Where we left off: STUDY-001 is on S3. Four tables, version 1 each.
A statistician on your team has been asked to run an interim analysis. She needs the latest dm/ex/lb/ae snapshots, today, and she needs to be able to re-create the same snapshot three months from now when the safety review asks where the numbers came from.
This article is a role-switch article. You stop
being the engineer for a moment; you become the statistician on a
different laptop, in a different R session, with read-only credentials.
The capabilities introduced are not new functions – they’re a new way of
using datom_get_conn() and datom_read().
What the engineer sends
You (the engineer) message the statistician three pieces of information:
-
Governance repo URL –
https://github.com/acme/datom-governance.git. -
Data bucket / prefix / region –
study-001-datom,""(empty prefix),us-east-1. -
Project name –
STUDY_001.
Plus the credentials she’ll need to set up herself:
- A GitHub PAT with read access to
datom-governanceand the data repo. (Personal account, organization member; no special scope beyondreporead.) - An AWS profile with read access to the data bucket.
You do not send her any data files. The point of datom is that there’s nothing to send – she pulls bytes herself.
What the statistician does
The remainder of this article is from the statistician’s side.
Open a different R session (or a fresh
tempdir()) to follow along.
Set up credentials
# One-time per machine
keyring::key_set("GITHUB_PAT")
keyring::key_set("AWS_ACCESS_KEY_ID")
keyring::key_set("AWS_SECRET_ACCESS_KEY")Resume the prior state
The resume script for article 5 does the work of building a reader conn against the S3 store. Unlike resume scripts 2-4, this one needs network access (S3 + GitHub).
state <- source(
system.file("vignette-setup", "resume_article_5.R", package = "datom")
)$value
reader_conn <- state$conn
print(reader_conn)
#> -- datom connection
#> * Project: "STUDY_001"
#> * Role: "reader"
#> * Backend: "s3"
#> * Root: "study-001-datom"
#> * Prefix: ""The conn’s role is "reader". Reader
connections do not have a local data clone. The statistician never ran
datom_init_repo() and never wrote anything; she just
constructed a store and asked datom for a connection.
Read the latest of each table
library(datom)
dm <- datom_read(reader_conn, "dm")
ex <- datom_read(reader_conn, "ex")
lb <- datom_read(reader_conn, "lb")
ae <- datom_read(reader_conn, "ae")
nrow(dm)
#> [1] 14Same data the engineer wrote. Same parquet bytes. No CSV transfer, no “version 3 with the patches we applied.” One source of truth.

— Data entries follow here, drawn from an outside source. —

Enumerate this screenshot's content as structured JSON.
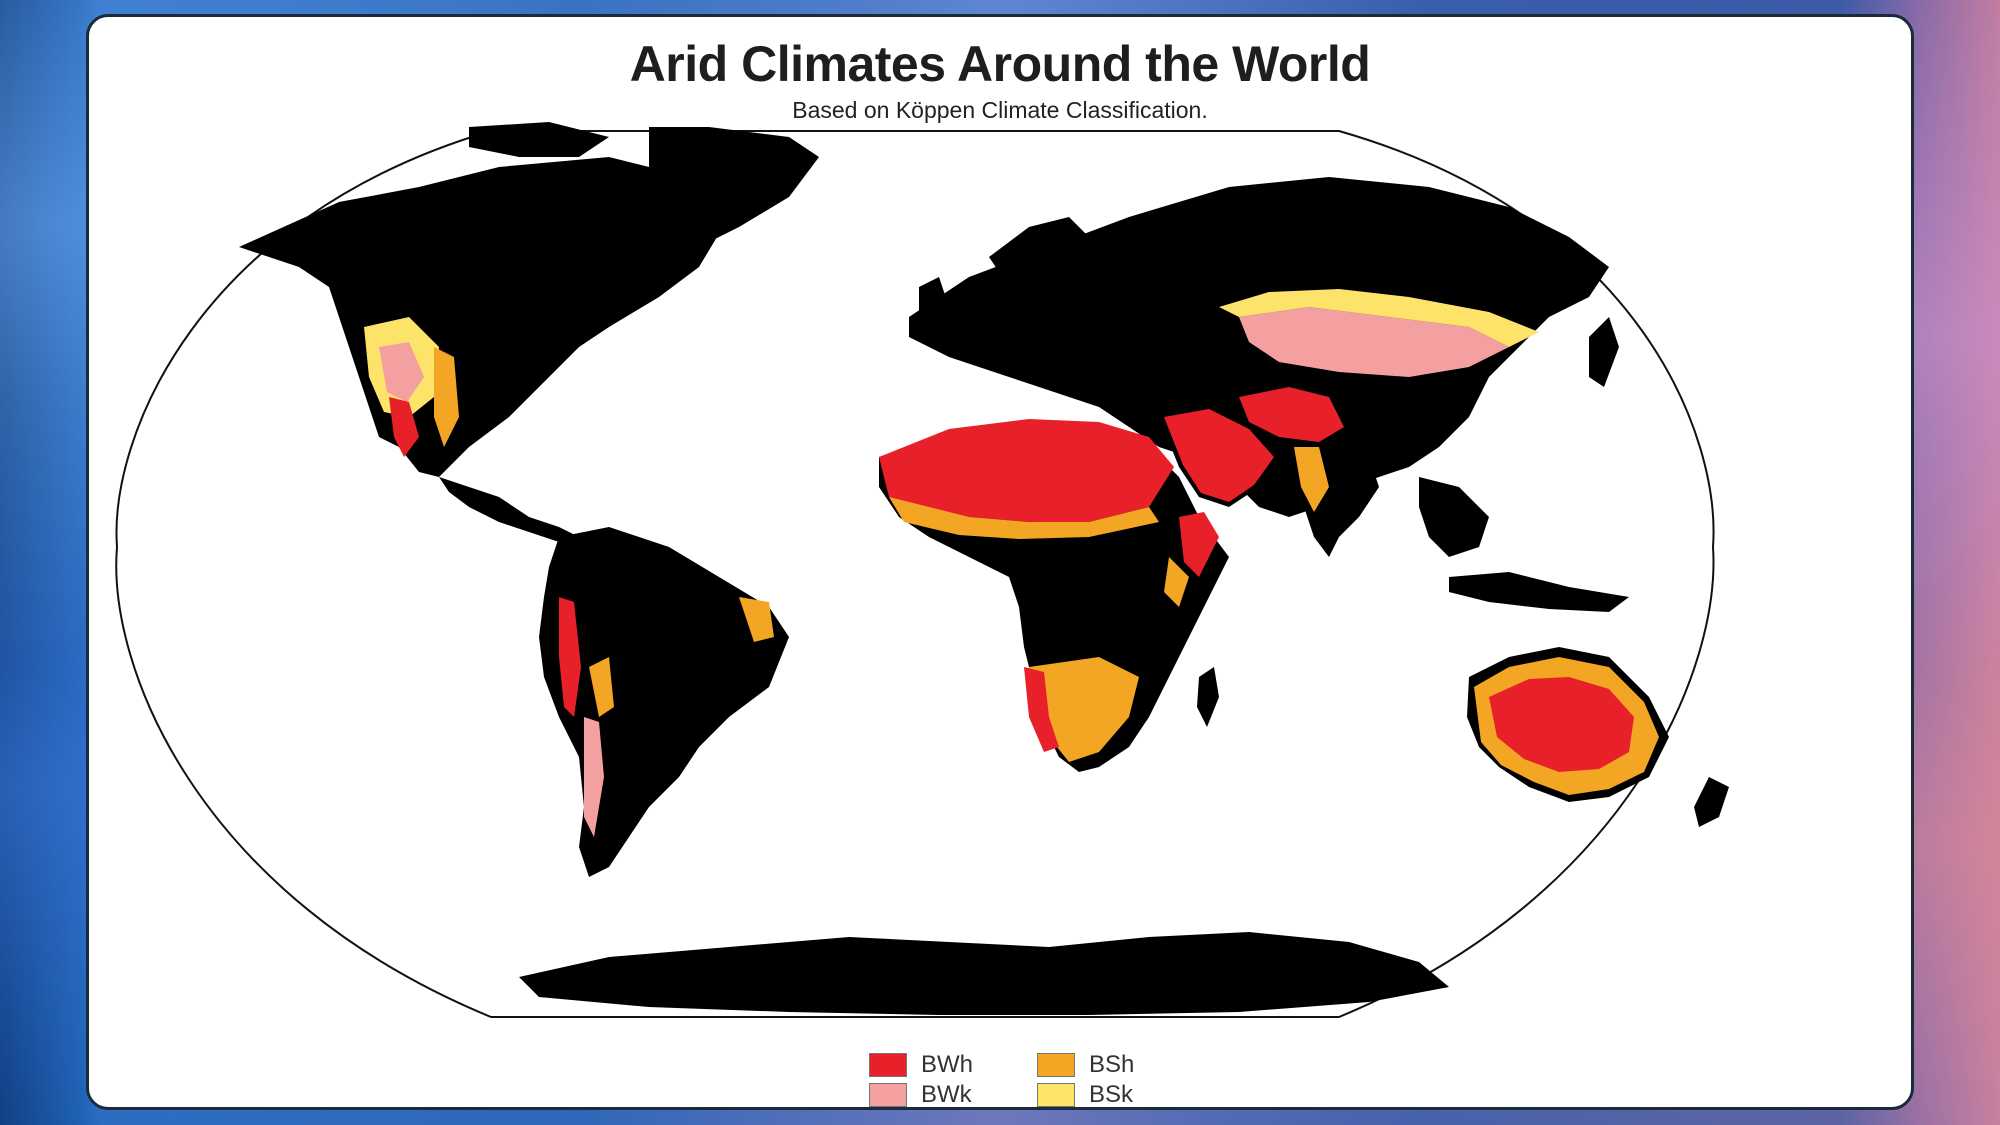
{
  "title": "Arid Climates Around the World",
  "subtitle": "Based on Köppen Climate Classification.",
  "legend": [
    {
      "code": "BWh",
      "color": "#e8202a"
    },
    {
      "code": "BWk",
      "color": "#f4a0a0"
    },
    {
      "code": "BSh",
      "color": "#f2a623"
    },
    {
      "code": "BSk",
      "color": "#fde36a"
    }
  ],
  "colors": {
    "land": "#000000",
    "ocean": "#ffffff",
    "border": "#1c2b3a"
  }
}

Pin the analysis to a version
The interim analysis report needs a paragraph that says “data was
extracted from STUDY_001 at version X.” That version is the metadata SHA
from datom_history():
hist_dm <- datom_history(reader_conn, "dm")
hist_dm$version[1L]
#> [1] "8a3b21cc9f..."The statistician records 8a3b21cc9f... (and the
equivalent for ex/lb/ae) in her analysis script. Three months from now,
when the auditor asks “where did this number come from,” she runs:
dm_at_analysis <- datom_read(reader_conn, "dm", version = "8a3b21cc9f...")…and gets back the exact bytes the analysis used, even if STUDY_001 has moved on through versions 4, 5, 6.
Why this matters
Three things just happened that don’t happen with shared CSVs:
- No copy was made. The statistician’s analysis pulls directly from the canonical store. No “is your CSV the same as my CSV?” conversation ever happens.
- The version is identifiable. The same SHA references the same bytes on every machine, forever. This is the audit story regulators want.
- The handoff is one-way. The reader role has no write capability – the statistician cannot accidentally create a fork by saving a new version. The engineer remains the data steward.